Sierpinski Fractal

This web page displays the results of the use of writing python scripts that create a Sierpinski fractal.

This project consists of two parts: (1) Writing two procedures into a python module named Sierpinski. (2) Generating a cloud of 3D points of a fractal.

The first procedure is named "halfstep". The procedure will return the midpoint between the two input points. A second procedure "pickpnt" randomly returns a point from a list of points.

# Sierpinski 1

import random
import socket

# Returns a point midway between point "p1" and point "p2"

def halfstep(p1, p2):
    return ( (p2[0] + p1[0]) * 0.5,
             (p2[1] + p1[1]) * 0.5,
             (p2[2] + p1[2]) * 0.5 )

# Randomly returns a point from a list of points
def pickpnt(pnts):
    return random.choice(pnts)

# Test the procedure using four 3D points.
pnts = [ [0,0,1], [1,0,-1], [-1,0,-1], [0,2,0]]
seed = [0,0,0]

Next is to take in the cloud of points from above into a mel script. So it could then be brought into Maya for rendering. Below is the result 35,000 cubes.

# Open a .mel script for writing

f= open('/home/micgao20/mount/stuhome/tech312/mel/sierpinski.mel', 'w')
size = 0.015
for n in range (35000):
     seed = halfstep(pickpnt(pnts),seed)
     f.write( 'polyCube -w %1.3f -h %1.3f -d %1.3f\n' % (size, size, size) )
     f.write( 'move %1.3f %1.3f %1.3f;\n' % ( seed[0], seed[1], seed[2] ) )


As part of one alternation, I played with placing particles in the part of the written .mel script. By using the particle function: "particle" and then followed by a string of '-p x y z' , I'm telling through mel to write particle points.

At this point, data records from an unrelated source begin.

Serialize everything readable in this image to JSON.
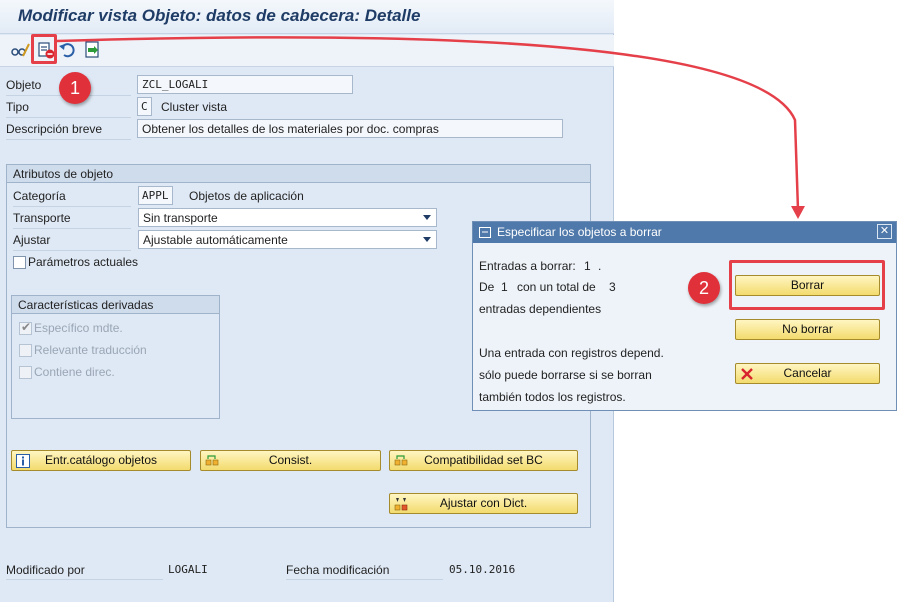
{
  "window": {
    "title": "Modificar vista Objeto: datos de cabecera: Detalle"
  },
  "toolbar": {
    "icons": [
      "display-change-icon",
      "delete-object-icon",
      "undo-icon",
      "transport-icon"
    ]
  },
  "annotations": {
    "step1": "1",
    "step2": "2",
    "highlight_color": "#e5404a"
  },
  "header_fields": {
    "objeto_label": "Objeto",
    "objeto_value": "ZCL_LOGALI",
    "tipo_label": "Tipo",
    "tipo_value": "C",
    "tipo_text": "Cluster vista",
    "descripcion_label": "Descripción breve",
    "descripcion_value": "Obtener los detalles de los materiales por doc. compras"
  },
  "atributos": {
    "header": "Atributos de objeto",
    "categoria_label": "Categoría",
    "categoria_value": "APPL",
    "categoria_text": "Objetos de aplicación",
    "transporte_label": "Transporte",
    "transporte_value": "Sin transporte",
    "ajustar_label": "Ajustar",
    "ajustar_value": "Ajustable automáticamente",
    "parametros_label": "Parámetros actuales"
  },
  "derivadas": {
    "header": "Características derivadas",
    "especifico_label": "Específico mdte.",
    "especifico_checked": true,
    "relevante_label": "Relevante traducción",
    "contiene_label": "Contiene direc."
  },
  "buttons": {
    "catalogo": "Entr.catálogo objetos",
    "consist": "Consist.",
    "compat": "Compatibilidad set BC",
    "ajustar_dict": "Ajustar con Dict."
  },
  "footer": {
    "modificado_label": "Modificado por",
    "modificado_value": "LOGALI",
    "fecha_label": "Fecha modificación",
    "fecha_value": "05.10.2016"
  },
  "dialog": {
    "title": "Especificar los objetos a borrar",
    "line1_prefix": "Entradas a borrar:",
    "line1_value": "1",
    "line1_suffix": ".",
    "line2_prefix": "De",
    "line2_value": "1",
    "line2_mid": "con un total de",
    "line2_total": "3",
    "line3": "entradas dependientes",
    "line4": "Una entrada con registros depend.",
    "line5": "sólo puede borrarse si se borran",
    "line6": "también todos los registros.",
    "borrar_label": "Borrar",
    "no_borrar_label": "No borrar",
    "cancelar_label": "Cancelar",
    "close_symbol": "✕"
  }
}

In the following code, it is creating 50,000 particle points.

# Open a .mel script for writing

f= open('/home/micgao20/mount/stuhome/tech312/mel/sierpinski_particles.mel', 'w')
size = 0.015
f.write( 'particle \n')
for n in range (50000):
    seed = halfstep(pickpnt(pnts),seed)
    f.write( '-p %1.3f %1.3f %1.3f\n' % (seed[0], seed[1], seed[2]) )
    f.write( 'move %1.3f %1.3f %1.3f;\n' % ( seed[0], seed[1], seed[2] ) )

Particles had been placed within my Maya scene. And then with a polygon cube, I instanced with the particles to achieve the shape of the sierpinski gasket. Field dynamics were then applied to the particle system.

Alternative Tests

Above are renders of the sierpinski gasket with the use of RIB archives. The RIBs method of rendering is much faster in comparison to the renders produced with the basic Sierpinski 1 codes. For a fully matted shader attached to the sierpinski gasket, it took around 10 seconds--as compared to 2 minutes. Below is the result of the modified codes from some scripts demonstrated during class.

def cloudArchive(num, path):
    pnts = [ [0,0,1], [1,0,-1], [-1,0,-1], [0,2,0]]
    seed = [0,0.5,0]

    for n in range (num):
        seed = halfstep(pickpnt(pnts),seed)
        sys.stdout.write( 'TransformBegin\n' )
        sys.stdout.write( 'Translate %1.3f %1.3f %1.3f\n' % (seed[0], seed[1], seed[2]))
        sys.stdout.write('ReadArchive "%s"\n' % (path) )
        sys.stdout.write( 'TransformEnd\n' )

# This is automatically used by PRMan

args = sys.stdin.readline()
while args:
    arg = args.split()
    pixels = float(arg[0])
    path = arg[1]
    num = int(arg[2])

    cloudArchive(num, path)

args = sys.stdin.readline()

Above is an example of a couple renders done with eight intial points.

At 10 points, the Sierpinski shape breaks.


In a nutshell, I found this assignment a really good exercise because I was able to make something looking pretty cool with python codes! As a first timer with the programming language, I learned the difference of python and MEL--their strengths and weaknesses of both. As well as combining both python and MEL to create a working script.